Sleep my little baby-oh
Sleep until you waken
When you wake you’ll see the world
If I’m not mistaken…

Kiss a lover
Dance a measure,
Find your name
And buried treasure…

Face your life
Its pain,
Its pleasure,
Leave no path untaken.
(from The Graveyard Book by Neil Gaiman)

I can only just make out the scent of autumn in the air but it’s there, right along with its knitty siren call.  As a belated birthday gift, I’m working on the first of a pair of fingerless wrist warmers. The second project is a baby blanket for an expectant mother.

I muse at the irony of my love of knitting —a skill, along with embroidery, that my seamstress mother declared she had no patience for.  It requires a sort of sustained and mindful, sometimes even meditative, attention.  This contrasts with the impatience that I exhibit when I attempt to work my way through a sewing project.  Clearly our sensibilities around what constitutes patience vary greatly.

wristwarmers

While I knit, I sometimes multitask.  If the project is a simple one which allows my hands to do the work without engaging too much of my attention (a garter stitch or a simple rib pattern, for example), I am able to watch movies while I work on a project.  When I work on more complicated things requiring focus and greater visual contact with the piece and the pattern, I tend to listen to audiobooks.

Neil Gaiman and Terry Pratchett (together or separately) are favourites, in that regard.  As my son will attest, I will listen to the books repeatedly (enjoying them immensely each and every time), while I work on my various pieces.  The little poem up top is from Neil’s The Graveyard Book, which I adore.  I found a rather aged post that mentioned it was being made into a stop motion film.  That should be pretty fantastic.

on passion (& vintage typewriters)

vintage typewriter

“Ignoring your passion is slow suicide. Never ignore what your heart pumps for. Mold your career around your lifestyle not your lifestyle around your career.”
Anonymous

I saw this post online (if you click the photo up top, it will take you to it – I hope), along with the caption.

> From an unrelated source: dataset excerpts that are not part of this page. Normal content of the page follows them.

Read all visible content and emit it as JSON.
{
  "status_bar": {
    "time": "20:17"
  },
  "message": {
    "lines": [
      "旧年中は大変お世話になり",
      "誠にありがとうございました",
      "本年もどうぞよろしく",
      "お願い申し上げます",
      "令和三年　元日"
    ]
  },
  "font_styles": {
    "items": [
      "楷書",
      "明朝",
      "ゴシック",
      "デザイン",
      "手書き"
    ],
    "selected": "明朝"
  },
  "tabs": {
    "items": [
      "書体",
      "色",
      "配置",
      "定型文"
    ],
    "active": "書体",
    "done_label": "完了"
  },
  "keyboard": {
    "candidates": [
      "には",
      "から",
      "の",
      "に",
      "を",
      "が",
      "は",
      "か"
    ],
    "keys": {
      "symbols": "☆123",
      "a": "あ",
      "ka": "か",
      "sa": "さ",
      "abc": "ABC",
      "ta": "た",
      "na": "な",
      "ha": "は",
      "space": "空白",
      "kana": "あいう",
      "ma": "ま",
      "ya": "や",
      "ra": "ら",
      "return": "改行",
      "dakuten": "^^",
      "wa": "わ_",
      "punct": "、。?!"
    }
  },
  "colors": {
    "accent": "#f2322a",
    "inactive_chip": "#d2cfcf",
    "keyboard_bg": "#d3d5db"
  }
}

I really want one of these old typewriters – one is on my wish list…

But… I’ve come to find that I have made peace with the dichotomy of passion and earning a living not necessarily being one and the same…

One can be passionate about one’s work – its quality, the service it provides to those we are hired to assist, the higher purpose of the organizations for whom we work, the connections we make with inner and outer clients, our sense of usefulness in our roles… those are many things we can be passionate about in relation to earning a living.

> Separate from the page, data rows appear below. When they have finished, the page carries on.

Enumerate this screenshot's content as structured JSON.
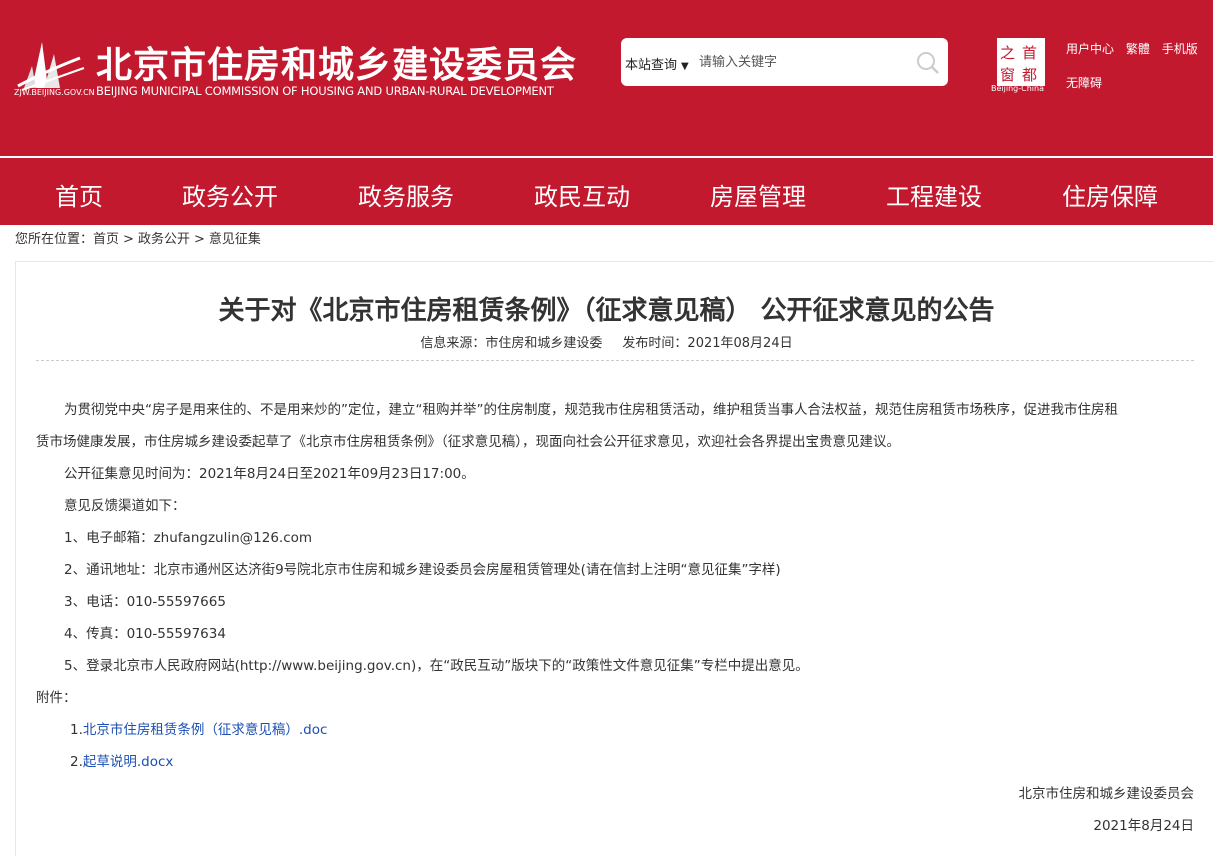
{
  "header": {
    "logo_url": "ZJW.BEIJING.GOV.CN",
    "title": "北京市住房和城乡建设委员会",
    "subtitle": "BEIJING MUNICIPAL COMMISSION OF HOUSING AND URBAN-RURAL DEVELOPMENT",
    "search_scope": "本站查询",
    "search_placeholder": "请输入关键字",
    "capital_logo_text": [
      "首",
      "都",
      "之",
      "窗"
    ],
    "capital_logo_tag": "Beijing-China",
    "links": [
      "用户中心",
      "繁體",
      "手机版"
    ],
    "accessibility": "无障碍"
  },
  "colors": {
    "brand": "#c2192f",
    "link": "#1b4fb4"
  },
  "nav": [
    "首页",
    "政务公开",
    "政务服务",
    "政民互动",
    "房屋管理",
    "工程建设",
    "住房保障"
  ],
  "breadcrumb": {
    "prefix": "您所在位置：",
    "items": [
      "首页",
      "政务公开",
      "意见征集"
    ],
    "separator": ">"
  },
  "article": {
    "title": "关于对《北京市住房租赁条例》（征求意见稿） 公开征求意见的公告",
    "source_label": "信息来源：市住房和城乡建设委",
    "date_label": "发布时间：2021年08月24日",
    "intro_line1": "为贯彻党中央“房子是用来住的、不是用来炒的”定位，建立“租购并举”的住房制度，规范我市住房租赁活动，维护租赁当事人合法权益，规范住房租赁市场秩序，促进我市住房租",
    "intro_line2": "赁市场健康发展，市住房城乡建设委起草了《北京市住房租赁条例》（征求意见稿），现面向社会公开征求意见，欢迎社会各界提出宝贵意见建议。",
    "period": "公开征集意见时间为：2021年8月24日至2021年09月23日17:00。",
    "channels_label": "意见反馈渠道如下：",
    "channels": [
      "1、电子邮箱：zhufangzulin@126.com",
      "2、通讯地址：北京市通州区达济街9号院北京市住房和城乡建设委员会房屋租赁管理处(请在信封上注明“意见征集”字样)",
      "3、电话：010-55597665",
      "4、传真：010-55597634",
      "5、登录北京市人民政府网站(http://www.beijing.gov.cn)，在“政民互动”版块下的“政策性文件意见征集”专栏中提出意见。"
    ],
    "attachments_label": "附件：",
    "attachments": [
      {
        "num": "1.",
        "name": "北京市住房租赁条例（征求意见稿）.doc"
      },
      {
        "num": "2.",
        "name": "起草说明.docx"
      }
    ],
    "signature": "北京市住房和城乡建设委员会",
    "sign_date": "2021年8月24日"
  }
}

I was stuck for so long for much of my adult life fretting about how to turn the things I was passionate about (my writing, my art, my creative pursuits, my volunteering work) into a living, so much so that I lost sight of the passion and also was in a constant state of discontent at being unable to make this shift I so wanted to make yet was incapable of defining.

It turns out that I’m damned good at my “day job” and despite having one (when I’m not unemployed) I can still engage in the things I am passionate about on my own time because they energize me and infuse me with enthusiasm.

I’ve learned that those two parts of my life are not mutually exclusive. Joy (and passion) can be found in all things.